James: This is an extremely hostile and very difficult environment to build a landscape. We have a soil depth that is very thin – maybe 15 inches typically – it’s very hot in the summer, it’s freezing cold in the winter, there are issues with providing plants adequate water and nutrients – it’s a very difficult environment. Most of the plants up on the High Line are stress tolerant. They’ve been drawn from the prairie or from other difficult environments and most of them will hopefully succeed in survival. We’ll learn from those that don’t make it, take them out and replace them with those that have done well. There is also a dynamic aspect to how the landscape is managed. One of the greatest features of the High Line is the paving, which has been designed to crack open and allow plants to come through. It also has open joints so that when it rains the water falls through the joints and is collected, stored and then allowed to seep slowly into the planting beds. I think we can demonstrate that 80 to 90 percent of all the water that falls on the High Line stays on the High Line.
Jill: That’s impressive.
James: One could boast that there’s going to be some carbon reduction with the amount of greenery that we’ve brought there. There’s certainly an ambient cooling effect with the shade that’s provided. All the materials are recyclable or come from sustainable sources, so there’s nothing here that’s ostentatious or out of place. Overall I think it’s a very sustainable project.

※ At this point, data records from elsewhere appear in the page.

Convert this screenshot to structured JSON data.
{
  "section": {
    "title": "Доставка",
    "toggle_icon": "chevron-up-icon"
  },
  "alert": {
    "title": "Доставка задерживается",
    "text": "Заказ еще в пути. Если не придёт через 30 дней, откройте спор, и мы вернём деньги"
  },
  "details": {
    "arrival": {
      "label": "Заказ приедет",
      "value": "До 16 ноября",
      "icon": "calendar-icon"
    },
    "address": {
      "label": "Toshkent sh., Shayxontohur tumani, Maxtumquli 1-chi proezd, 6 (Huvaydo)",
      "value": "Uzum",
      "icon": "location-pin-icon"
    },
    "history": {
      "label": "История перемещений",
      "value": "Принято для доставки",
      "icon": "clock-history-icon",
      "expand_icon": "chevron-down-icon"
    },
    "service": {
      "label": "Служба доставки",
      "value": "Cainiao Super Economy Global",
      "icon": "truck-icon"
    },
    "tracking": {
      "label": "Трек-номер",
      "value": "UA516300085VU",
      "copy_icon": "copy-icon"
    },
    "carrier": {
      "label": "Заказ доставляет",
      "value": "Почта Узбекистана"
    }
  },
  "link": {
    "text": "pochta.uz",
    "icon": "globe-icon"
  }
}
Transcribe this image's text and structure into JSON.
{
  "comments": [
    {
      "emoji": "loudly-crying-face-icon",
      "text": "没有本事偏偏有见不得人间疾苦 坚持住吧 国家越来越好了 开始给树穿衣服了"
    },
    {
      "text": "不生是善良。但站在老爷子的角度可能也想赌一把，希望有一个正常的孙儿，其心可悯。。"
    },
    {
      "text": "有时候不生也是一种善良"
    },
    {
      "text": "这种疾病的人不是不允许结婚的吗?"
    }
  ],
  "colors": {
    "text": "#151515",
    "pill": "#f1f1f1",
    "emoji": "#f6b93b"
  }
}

Jill: So just to clarify, are you expecting plants to grow up through the cracks at some point?
James: No. It’s really what we call tapers or the combs. There’s an idea of trying to comb the paving so we don’t really have clearly defined edges between path and garden but really that the path bleeds into the garden, and likewise, the garden bleeds into the path. Obviously there are parts where it’s a little harder – for the main pathways, for maintenance, for emergency vehicles and this sort of thing – but the overall visual effect is to try to create an edge to edge effect of a rail bed landscape that has some paving and a lot of planting around the rails. It really is a wall-to-wall landscape rather than the typical garden path adjacent to planting beds.